Esto permite que el veneno pueda llegar directamente al torrente sanguíneo ya que, la apitoxina penetra aproximadamente 3 cm y bajo la dermis al ser inoculado, esto ayuda a que el proceso de reparación del cuerpo sea mucho más eficiente.

  Luego de haber descartado en el paciente el factor de alergia y dependiendo de la naturaleza de la enfermedad o dolencia a tratar; se iniciarán las sesiones de terapia donde gradualmente se irán aplicando “microdosis” del veneno de abeja en diferentes zonas del cuerpo del paciente por 2 ó 3 segundos cada una.

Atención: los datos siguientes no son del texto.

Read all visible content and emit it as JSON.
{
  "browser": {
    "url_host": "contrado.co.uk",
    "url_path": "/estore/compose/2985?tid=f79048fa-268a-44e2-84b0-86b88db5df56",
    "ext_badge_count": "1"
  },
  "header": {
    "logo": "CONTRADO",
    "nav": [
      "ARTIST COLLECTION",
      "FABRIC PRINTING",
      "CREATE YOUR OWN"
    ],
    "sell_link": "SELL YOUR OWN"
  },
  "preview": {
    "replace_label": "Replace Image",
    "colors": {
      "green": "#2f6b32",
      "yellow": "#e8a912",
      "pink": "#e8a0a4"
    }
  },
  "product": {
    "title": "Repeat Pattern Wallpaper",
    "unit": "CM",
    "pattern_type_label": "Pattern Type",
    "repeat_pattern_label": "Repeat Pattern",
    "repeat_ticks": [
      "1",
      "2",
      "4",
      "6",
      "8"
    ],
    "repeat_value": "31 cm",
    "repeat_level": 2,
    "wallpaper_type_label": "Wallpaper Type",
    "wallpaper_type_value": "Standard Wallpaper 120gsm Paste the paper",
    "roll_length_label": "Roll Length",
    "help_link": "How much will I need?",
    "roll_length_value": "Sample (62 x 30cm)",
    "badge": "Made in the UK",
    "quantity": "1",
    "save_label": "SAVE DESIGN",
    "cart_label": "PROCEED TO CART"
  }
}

El Apiterapeuta realizará un mapa de “la ruta del dolor” en todo el cuerpo del paciente, se identificarán los puntos físicamente afectados y se marcarán para su estimulación gradual. El tratamiento avanzará con aplicaciones locales y sistémicas.

Normalmente  la terapia se realiza en sesiones semanales con una frecuencia
 de una sesión por semana. En la primera sesión se podrán realizar 3 ó 4 aplicaciones en diferentes puntos del cuerpo, incluyendo el test de tolerancia; en la medida que la terapia avance, las “picaduras” podrán incrementarse gradualmente hasta un rango que puede variar entre 10 y 12 aplicaciones dentro de una misma sesión. Todo dependiendo de la naturaleza de la enfermedad o dolencia del paciente y de la respuesta de su organismo al avance del tratamiento.

¿En qué consiste?

Lo primero que el apiterapeuta debe realizar con el paciente es un "test de tolerancia" para poder descartar alguna posible reacción alérgica al veneno de la abeja llamado "apitoxina". Esto se debe realizar principalmente por precaución, ya que sólo un 2% de la población global sufre de intolerancia al veneno, sin embargo en las personas que son hipersensibles puede desencadenar un "shock anafiláctico", por el cual el paciente debe ser tratado rápidamente con el antídoto correspondiente.
El apiterapeuta preparado es capaz de reconocer los síntomas de esto y actuar a tiempo para controlar la situación, ya que la respuesta del cuerpo a la apitoxina es casi inmediata. También la persona que va a ser tratada puede asistir a un especialista que le realice pruebas para descartar alguna alergia al veneno de las abejas y así poder iniciar su tratamiento de apiterapia con toda confianza.